A presidente da Coreia do Sul Park Geun-hye anunciou planos para dissolver a guarda costeira e eliminar a corrupção e o conluio entre reguladores e empresas de embarcação, que muitos cidadãos furiosos acreditam ter ocasionado o naufrágio do ferry no mês passado. O acidente deixou mais de 300 pessoas mortas ou desaparecidas.

AE, Agência Estado

19 Maio 2014 | 00h28

No primeiro pronunciamento televisionado à nação desde 16 de abril, quando a embarcação afundou, a presidente chamou atenção para amplas práticas anormais que levaram ao acidente. Um dos focos do discurso foi a guarda costeira, que está no alvo das críticas públicas sob a alegação de uma fraca coordenação e um lento trabalho de procura e resgate durante as etapas iniciais do naufrágio.

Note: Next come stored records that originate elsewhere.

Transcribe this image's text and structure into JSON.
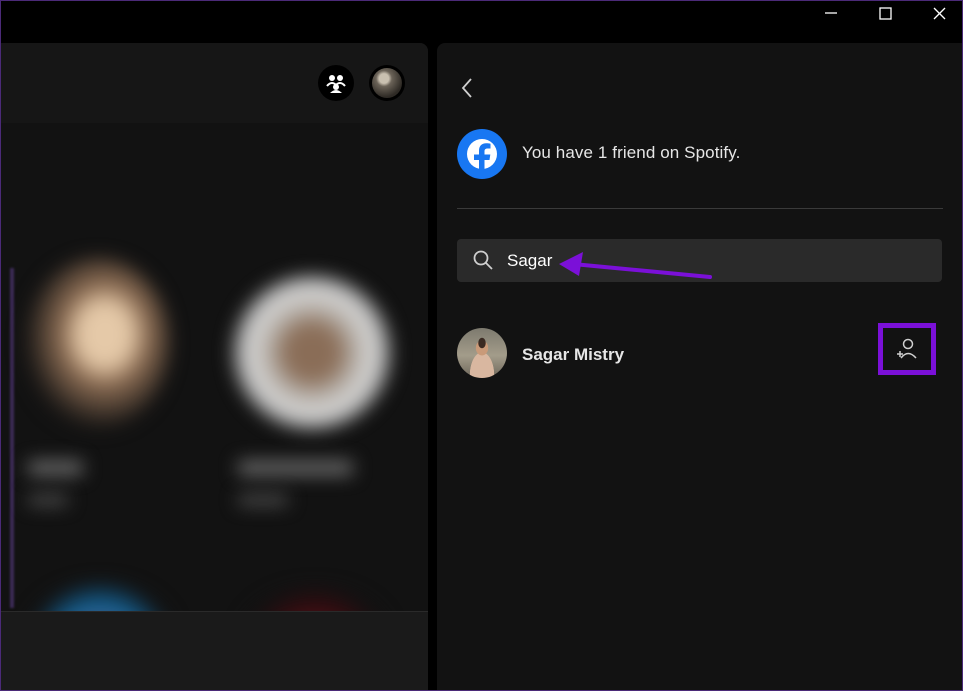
{
  "window_controls": {
    "minimize_icon": "minimize-icon",
    "maximize_icon": "maximize-icon",
    "close_icon": "close-icon"
  },
  "top_bar": {
    "friends_icon": "friend-activity-icon",
    "profile_icon": "profile-avatar"
  },
  "friend_panel": {
    "back_icon": "chevron-left-icon",
    "facebook_icon": "facebook-icon",
    "friend_count_text": "You have 1 friend on Spotify.",
    "search": {
      "icon": "search-icon",
      "value": "Sagar"
    },
    "results": [
      {
        "name": "Sagar Mistry",
        "action_icon": "add-user-icon"
      }
    ]
  },
  "colors": {
    "background": "#121212",
    "facebook_blue": "#1877f2",
    "highlight_purple": "#7b10d8",
    "search_bg": "#2a2a2a"
  }
}
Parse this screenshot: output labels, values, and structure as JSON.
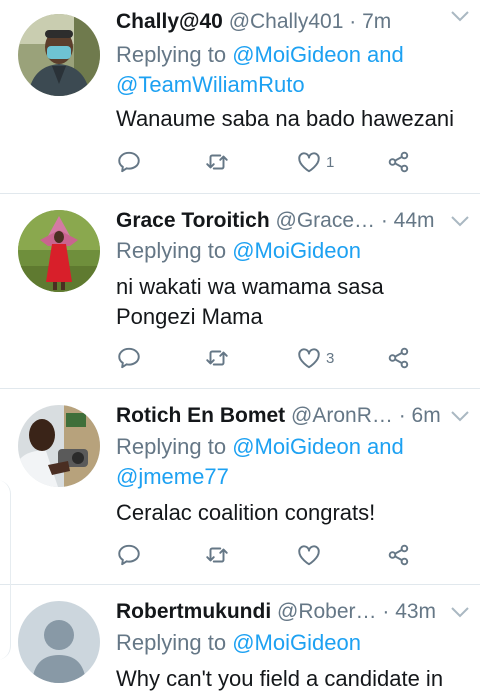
{
  "colors": {
    "link": "#1da1f2",
    "muted": "#657786",
    "text": "#14171a",
    "divider": "#e1e8ed"
  },
  "tweets": [
    {
      "name": "Chally@40",
      "handle": "@Chally401",
      "time": "· 7m",
      "reply_prefix": "Replying to",
      "reply_line1_link": "@MoiGideon and",
      "reply_line2_link": "@TeamWiliamRuto",
      "text_line1": "Wanaume saba na bado hawezani",
      "like_count": "1",
      "avatar_icon": "masked-man-photo"
    },
    {
      "name": "Grace Toroitich",
      "handle": "@Grace…",
      "time": "· 44m",
      "reply_prefix": "Replying to",
      "reply_line1_link": "@MoiGideon",
      "text_line1": "ni wakati wa wamama sasa",
      "text_line2": "Pongezi Mama",
      "like_count": "3",
      "avatar_icon": "woman-red-dress-photo"
    },
    {
      "name": "Rotich En Bomet",
      "handle": "@AronR…",
      "time": "· 6m",
      "reply_prefix": "Replying to",
      "reply_line1_link": "@MoiGideon and",
      "reply_line2_link": "@jmeme77",
      "text_line1": "Ceralac coalition congrats!",
      "like_count": "",
      "avatar_icon": "man-white-shirt-photo"
    },
    {
      "name": "Robertmukundi",
      "handle": "@Rober…",
      "time": "· 43m",
      "reply_prefix": "Replying to",
      "reply_line1_link": "@MoiGideon",
      "text_line1": "Why can't you field a candidate in",
      "avatar_icon": "default-profile-icon"
    }
  ]
}
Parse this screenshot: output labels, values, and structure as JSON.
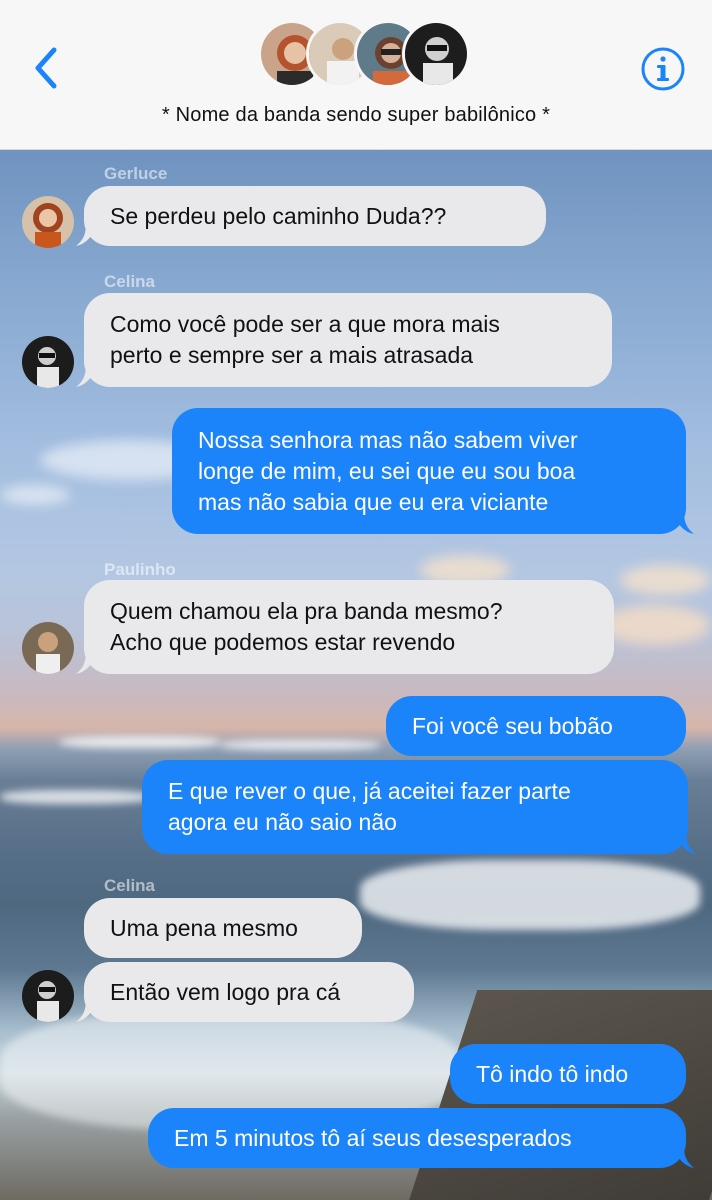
{
  "header": {
    "title": "* Nome da banda sendo super babilônico *",
    "back_icon": "chevron-left-icon",
    "info_icon": "info-icon",
    "accent": "#1b84fb"
  },
  "messages": [
    {
      "sender": "Gerluce",
      "text": "Se perdeu pelo caminho Duda??",
      "dir": "in"
    },
    {
      "sender": "Celina",
      "text": "Como você pode ser a que mora mais\nperto e sempre ser a mais atrasada",
      "dir": "in"
    },
    {
      "text": "Nossa senhora mas não sabem viver\nlonge de mim, eu sei que eu sou boa\nmas não sabia que eu era viciante",
      "dir": "out"
    },
    {
      "sender": "Paulinho",
      "text": "Quem chamou ela pra banda mesmo?\nAcho que podemos estar revendo",
      "dir": "in"
    },
    {
      "text": "Foi você seu bobão",
      "dir": "out"
    },
    {
      "text": "E que rever o que, já aceitei fazer parte\nagora eu não saio não",
      "dir": "out"
    },
    {
      "sender": "Celina",
      "text": "Uma pena mesmo",
      "dir": "in"
    },
    {
      "text": "Então vem logo pra cá",
      "dir": "in"
    },
    {
      "text": "Tô indo tô indo",
      "dir": "out"
    },
    {
      "text": "Em 5 minutos tô aí seus desesperados",
      "dir": "out"
    }
  ],
  "colors": {
    "incoming_bubble": "#e9e9eb",
    "outgoing_bubble": "#1b84fb"
  }
}
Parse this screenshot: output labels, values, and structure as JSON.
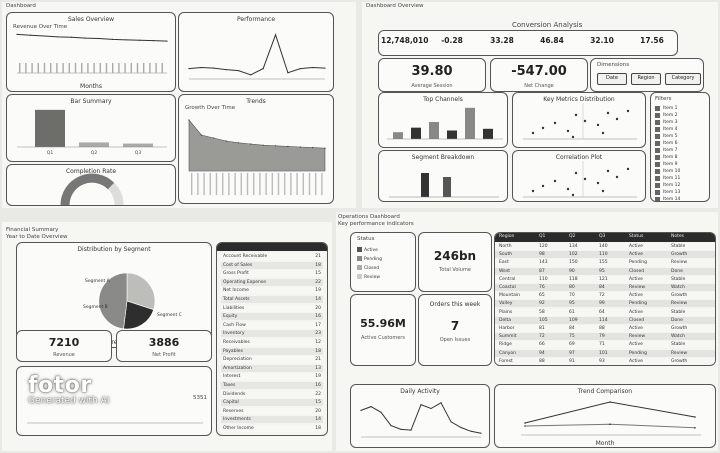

Park avaliou a operação de resgate como um fracasso e disse que irá pressionar por uma legislação para transferir as responsabilidades da guarda costeira para a Agência de Políticas Nacionais e uma nova agência do governo, que planeja criar.

Essa nova agência também acumularia a responsabilidade pelo controle do tráfego marinho, que atualmente é feito pelo Ministério do Oceano, e seria a responsável pela proteção e segurança, que atualmente é feita pelo Ministério da Segurança e da Administração Pública. Para isso, ela precisa de aprovação parlamentar.

A presidente também anunciou a intenção de uma legislação separada para eliminar os laços corruptos entre burocratas e setores civis, algo que é visto por muitos como o motivo para o naufrágio. A tragédia expôs falhas regulatórias que, aparentemente, permitiram o ferry a navegar com muito mais peso do que poderia transportar de modo seguro. Fonte: Associated Press.